Il faut aussi comprendre que ce n’était que la deuxième participation olympique avec des joueurs de la LNH. Aucun de nous n’avait grandi en rêvant de jouer aux Jeux olympiques, puisque ce n’était tout simplement pas une option. Nous avions tous grandi en rêvant de jouer dans la LNH. Alors pouvoir participer — et gagner l’or — représentait un bonus.
C’était encore plus significatif pour moi, puisque mon père avait aidé le Canada à remporter le bronze aux Jeux olympiques de 1956 à Cortina d’Ampezzo, en Italie. Chaque matin, en descendant déjeuner quand j’étais enfant, je voyais sa médaille accrochée au mur.
Maintenant, j’avais la mienne. Nous avions tous la nôtre. Comme équipe.
Huit ans plus tard, ça s’est reproduit.
Cette fois, j’ai vécu le moment magique à partir du banc, et non sur la glace. Nous avions affronté les États-Unis durant le tournoi à la ronde, une défaite de 5-3. Roberto Luongo était devant le filet pour le match pour la médaille d’or, et je ne peux pas assez souligner à quel point il a été exceptionnel, autant ce jour-là que tout au long de notre parcours.
Comme tout le reste du pays, j’ai bondi lorsque Sidney Crosby a marqué le « but en or » pour nous donner une victoire de 3-2 en prolongation. Incroyable!

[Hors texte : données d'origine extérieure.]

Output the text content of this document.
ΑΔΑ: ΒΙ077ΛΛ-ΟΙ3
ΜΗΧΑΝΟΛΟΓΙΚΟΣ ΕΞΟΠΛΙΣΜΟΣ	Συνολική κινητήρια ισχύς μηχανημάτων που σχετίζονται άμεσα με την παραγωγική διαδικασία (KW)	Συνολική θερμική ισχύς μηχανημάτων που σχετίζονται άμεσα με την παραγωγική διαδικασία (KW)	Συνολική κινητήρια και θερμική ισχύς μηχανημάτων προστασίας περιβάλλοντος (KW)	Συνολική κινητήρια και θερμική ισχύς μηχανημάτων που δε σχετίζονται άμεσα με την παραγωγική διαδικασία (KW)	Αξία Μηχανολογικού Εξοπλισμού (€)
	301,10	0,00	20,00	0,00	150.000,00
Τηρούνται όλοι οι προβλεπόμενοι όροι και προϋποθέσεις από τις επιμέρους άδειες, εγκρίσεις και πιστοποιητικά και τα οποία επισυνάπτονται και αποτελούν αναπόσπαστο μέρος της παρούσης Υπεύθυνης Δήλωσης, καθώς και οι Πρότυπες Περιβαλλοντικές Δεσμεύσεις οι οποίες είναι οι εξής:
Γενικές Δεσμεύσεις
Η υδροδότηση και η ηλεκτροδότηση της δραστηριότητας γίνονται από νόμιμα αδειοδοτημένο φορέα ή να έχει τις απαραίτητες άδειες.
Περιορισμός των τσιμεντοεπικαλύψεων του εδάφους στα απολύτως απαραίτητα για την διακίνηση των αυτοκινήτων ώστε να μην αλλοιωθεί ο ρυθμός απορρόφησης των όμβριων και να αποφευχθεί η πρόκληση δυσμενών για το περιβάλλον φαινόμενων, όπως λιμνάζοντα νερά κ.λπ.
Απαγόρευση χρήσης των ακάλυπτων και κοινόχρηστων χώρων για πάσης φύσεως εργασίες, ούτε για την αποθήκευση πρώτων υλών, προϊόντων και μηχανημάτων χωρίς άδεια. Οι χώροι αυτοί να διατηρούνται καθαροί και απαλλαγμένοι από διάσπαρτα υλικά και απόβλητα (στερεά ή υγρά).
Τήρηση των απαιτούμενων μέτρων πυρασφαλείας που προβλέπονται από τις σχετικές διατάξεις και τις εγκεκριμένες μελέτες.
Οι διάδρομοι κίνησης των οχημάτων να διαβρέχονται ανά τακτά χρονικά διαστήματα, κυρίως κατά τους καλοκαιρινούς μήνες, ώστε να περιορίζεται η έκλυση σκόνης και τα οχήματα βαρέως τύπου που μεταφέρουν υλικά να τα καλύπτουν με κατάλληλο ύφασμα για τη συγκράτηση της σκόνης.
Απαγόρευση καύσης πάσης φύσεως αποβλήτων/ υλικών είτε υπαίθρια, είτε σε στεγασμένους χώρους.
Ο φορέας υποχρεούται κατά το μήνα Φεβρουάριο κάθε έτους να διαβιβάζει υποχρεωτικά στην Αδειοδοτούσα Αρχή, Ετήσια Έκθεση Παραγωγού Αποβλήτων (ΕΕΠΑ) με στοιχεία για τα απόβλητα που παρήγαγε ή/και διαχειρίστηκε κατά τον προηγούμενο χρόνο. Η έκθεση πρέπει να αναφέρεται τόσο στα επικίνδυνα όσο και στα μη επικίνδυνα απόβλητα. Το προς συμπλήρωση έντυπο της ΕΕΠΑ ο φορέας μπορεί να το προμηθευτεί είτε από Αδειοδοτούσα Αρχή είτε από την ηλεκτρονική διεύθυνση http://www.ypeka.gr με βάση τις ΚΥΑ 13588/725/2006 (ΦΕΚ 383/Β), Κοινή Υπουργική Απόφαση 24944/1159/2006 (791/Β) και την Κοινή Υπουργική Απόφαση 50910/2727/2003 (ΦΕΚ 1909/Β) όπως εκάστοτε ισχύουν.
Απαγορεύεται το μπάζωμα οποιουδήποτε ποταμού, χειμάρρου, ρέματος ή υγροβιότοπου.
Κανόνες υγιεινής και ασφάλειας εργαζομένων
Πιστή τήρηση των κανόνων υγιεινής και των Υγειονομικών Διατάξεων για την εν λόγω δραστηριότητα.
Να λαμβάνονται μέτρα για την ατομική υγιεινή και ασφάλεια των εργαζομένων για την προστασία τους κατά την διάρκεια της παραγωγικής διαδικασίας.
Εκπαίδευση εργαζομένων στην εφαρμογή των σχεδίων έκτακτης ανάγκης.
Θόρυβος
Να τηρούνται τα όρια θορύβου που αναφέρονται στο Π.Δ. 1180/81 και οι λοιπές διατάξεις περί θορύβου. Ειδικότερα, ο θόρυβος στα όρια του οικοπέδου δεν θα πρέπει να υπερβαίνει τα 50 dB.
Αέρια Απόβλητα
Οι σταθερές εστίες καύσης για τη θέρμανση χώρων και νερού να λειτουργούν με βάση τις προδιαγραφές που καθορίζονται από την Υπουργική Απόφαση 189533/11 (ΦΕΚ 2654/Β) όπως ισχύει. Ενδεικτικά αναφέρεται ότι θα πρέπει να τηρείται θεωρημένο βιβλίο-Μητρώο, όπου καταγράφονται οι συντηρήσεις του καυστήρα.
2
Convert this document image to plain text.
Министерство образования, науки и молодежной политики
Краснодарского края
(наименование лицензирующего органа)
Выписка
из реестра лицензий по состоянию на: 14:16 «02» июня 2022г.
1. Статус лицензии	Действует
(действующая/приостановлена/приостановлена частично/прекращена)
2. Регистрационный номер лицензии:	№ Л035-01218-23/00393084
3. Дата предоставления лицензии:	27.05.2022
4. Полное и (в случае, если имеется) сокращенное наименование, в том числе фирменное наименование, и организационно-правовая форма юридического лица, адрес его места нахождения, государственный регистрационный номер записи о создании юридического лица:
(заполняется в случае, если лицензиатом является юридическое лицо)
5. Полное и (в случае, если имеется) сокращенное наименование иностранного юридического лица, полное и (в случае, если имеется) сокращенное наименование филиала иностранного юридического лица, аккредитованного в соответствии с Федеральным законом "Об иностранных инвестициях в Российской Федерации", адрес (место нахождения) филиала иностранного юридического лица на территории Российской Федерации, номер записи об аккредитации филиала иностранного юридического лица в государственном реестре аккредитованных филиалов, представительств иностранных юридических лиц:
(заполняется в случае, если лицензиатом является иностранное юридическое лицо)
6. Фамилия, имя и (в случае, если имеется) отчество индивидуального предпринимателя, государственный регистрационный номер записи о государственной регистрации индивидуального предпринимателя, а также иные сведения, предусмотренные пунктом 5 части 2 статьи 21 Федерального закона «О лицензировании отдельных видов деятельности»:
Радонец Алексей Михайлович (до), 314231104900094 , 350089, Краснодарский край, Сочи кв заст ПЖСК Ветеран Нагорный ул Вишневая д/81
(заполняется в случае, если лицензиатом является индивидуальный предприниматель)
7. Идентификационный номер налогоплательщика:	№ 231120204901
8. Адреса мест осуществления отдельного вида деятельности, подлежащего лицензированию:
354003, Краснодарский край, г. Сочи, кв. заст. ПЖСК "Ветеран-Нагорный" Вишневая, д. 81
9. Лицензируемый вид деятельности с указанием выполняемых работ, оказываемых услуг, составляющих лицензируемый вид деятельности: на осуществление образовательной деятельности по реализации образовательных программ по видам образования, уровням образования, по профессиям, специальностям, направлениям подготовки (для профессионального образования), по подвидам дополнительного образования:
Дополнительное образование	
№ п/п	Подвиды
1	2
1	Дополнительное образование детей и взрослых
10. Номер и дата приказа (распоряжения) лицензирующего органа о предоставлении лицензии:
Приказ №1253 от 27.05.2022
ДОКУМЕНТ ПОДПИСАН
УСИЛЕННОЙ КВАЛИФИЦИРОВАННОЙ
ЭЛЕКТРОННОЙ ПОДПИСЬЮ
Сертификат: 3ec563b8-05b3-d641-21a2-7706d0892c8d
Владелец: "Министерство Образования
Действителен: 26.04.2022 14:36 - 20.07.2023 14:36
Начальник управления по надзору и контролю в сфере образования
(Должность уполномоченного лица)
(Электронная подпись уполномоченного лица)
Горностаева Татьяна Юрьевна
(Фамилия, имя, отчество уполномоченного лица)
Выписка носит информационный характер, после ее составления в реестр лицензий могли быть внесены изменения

Je me souviens d’être assis dans le vestiaire avant la prolongation et d’observer comment nos gars géraient la pression. Il n’y avait aucune panique. Pour eux, il fallait terminer le travail.
Puis Sid l’a fait.
Il était encore très jeune, mais on voyait déjà qu’il serait spécial. Il l’était déjà. Son calme dépassait largement son âge.
C’est encourageant de voir qu’il s’est entraîné samedi après avoir raté la demi-finale contre la Finlande vendredi en raison d’une blessure au bas du corps. Espérons qu’il puisse jouer. Mais même s’il ne parvient pas à le faire, sa simple présence sera un atout.
Selon moi, quelques éléments pourraient déterminer l’issue du match.
D’abord, éviter le banc des pénalités. À forces égales, il n’y aura pas beaucoup d’espace sur la glace. Avec le talent présent des deux côtés, offrir un avantage numérique à l’adversaire pourrait devenir une recette pour le désastre.
Ensuite, le travail des gardiens. Encore un sujet que je connais bien. À mes yeux, le hockey se résume toujours au jeu des gardiens.
Du côté du Canada, je pense que Jordan Binnington a encore une fois démontré qu’il est prêt pour les grands moments. Il avait gagné la confiance de la direction d’Équipe Canada lors de leur conquête à la Confrontation des 4 nations l’an dernier, et il poursuit sur cette lancée.
Chez les États-Unis, Connor Hellebuyck est parmi la crème de la crème des gardiens de la LNH depuis quatre ou cinq ans. C’est un gardien imposant au style conservateur, qui joue généralement plus profondément dans son filet. Une approche qui fonctionne très bien pour lui, y compris dans ce tournoi où il a été excellent.
Je dois avouer que lorsque je regarde ces matchs, je les vois encore avec les yeux d’un gardien. Comme je travaille toujours dans le hockey et que je suis constamment près du sport, c’est ma perspective. J’observe les angles, les décisions, la manière dont j’aurais réagi dans certaines situations.
Je vous le dis, je suis plus nerveux en regardant un match que quand j’y participais. Quand tu joues, tu peux influencer le résultat. Devant la télévision, c’est impossible.
Alors nous essayons d’aider le Canada comme nous pouvons.
Vendredi, nous avons regardé la demi-finale contre la Finlande à la maison, à St-Louis. Mon fils Max a décidé que notre chien Bruce devait porter un chandail d’Équipe Canada pour nous porter chance. Ça a fonctionné. Il a regardé tout le match ainsi. Et le Canada a gagné 3-2.
Vous pouvez être certains que Bruce portera encore ce chandail pour le match pour la médaille d’or.